Вспомнив об этом, фон Штюльпнагель вновь наполнил рюмку и, прежде чем опустошить ее, с наслаждением вдохнул аромат напитка. Он показался генералу неподражаемо божественным. Как всегда, когда у него обострялось чувство опасности, у Штюльпнагеля просыпался «инстинкт истинной жизни», как он это называл, суть которого заключалась в аристократическом бездействии, роскоши, познании всех прелестей и соблазнов. Иное дело, что с годами и болезнями прелестей ему приходилось вкушать все меньше и меньше. Но это уже другая сторона, как и иная цена «истинной жизни».
– Господин генерал, – появился в его кабинете полковник Вильгельм Хуберт. – На связи – фельдмаршал фон Клюге. Он явно чем-то взволнован, – приглушил голос адъютант. – И откровенно зол.
– Он всегда чем-то взволнован и всегда зол, – даже не пытался скрывать своего отношения к этому отпетому трусу военный губернатор.
Исключительно из вежливости Хуберт пожал плечами, давая понять, что не желает быть судьей в их все осложняющемся споре непонятно о чем и ради чего. И неслышно удалился за дверь.

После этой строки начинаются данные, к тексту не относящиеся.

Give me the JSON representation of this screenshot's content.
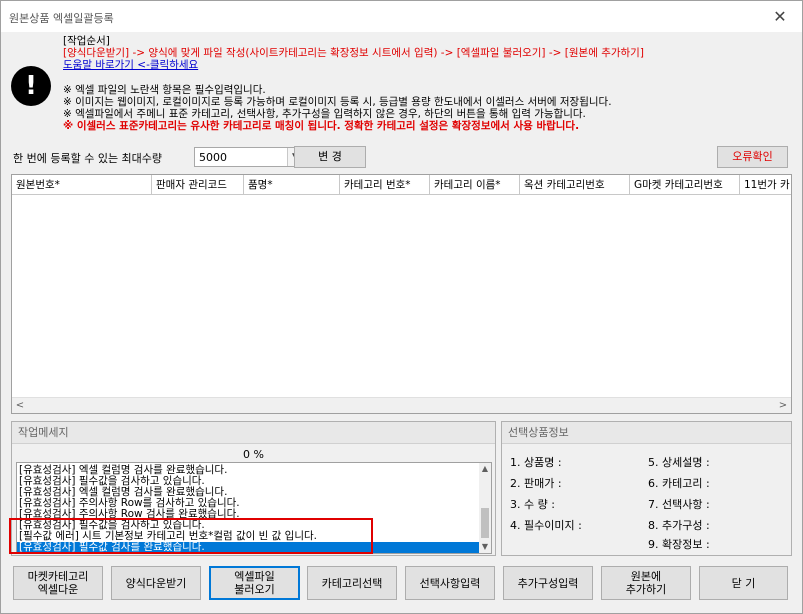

– Штюльпнагель? – лишь Клюге мог позволить себе обращаться к нему, опуская не только аристократическую приставку «фон», но и звание. Если Штюльпнагель и терпел подобную непозволительность, то только потому, что чувствовал себя связанным с этим ничтожеством в фельдмаршальском мундире тайной заговора. И не время было сейчас, ох, не время… – Что вы можете сказать по поводу обсуждавшейся нами операции?
– «Обсуждавшаяся нами операция» разворачивается, – не без иронии подтвердил Штюльпнагель, используя его же выражение. – Определено время, когда она вступит в самую активную фазу.
– А именно? Какое время вы подразумеваете?
– Мы сообщим вам об этом дополнительно, господин фельдмаршал, – ушел от прямого ответа Штюльпнагель.
И дело было вовсе не в телефоне, все равно вряд ли кто-либо из посторонних смог бы догадаться, о какой операции идет речь. Он попросту не доверял больше главнокомандующему войсками Западного фронта. Как, впрочем, опасливо не доверяли ему – или опасливо доверяли – и в самой берлинской ставке заговора.
Фон Клюге уловил это, недовольно промычал что-то невнятное и потом долго прокашливался и натужно сопел.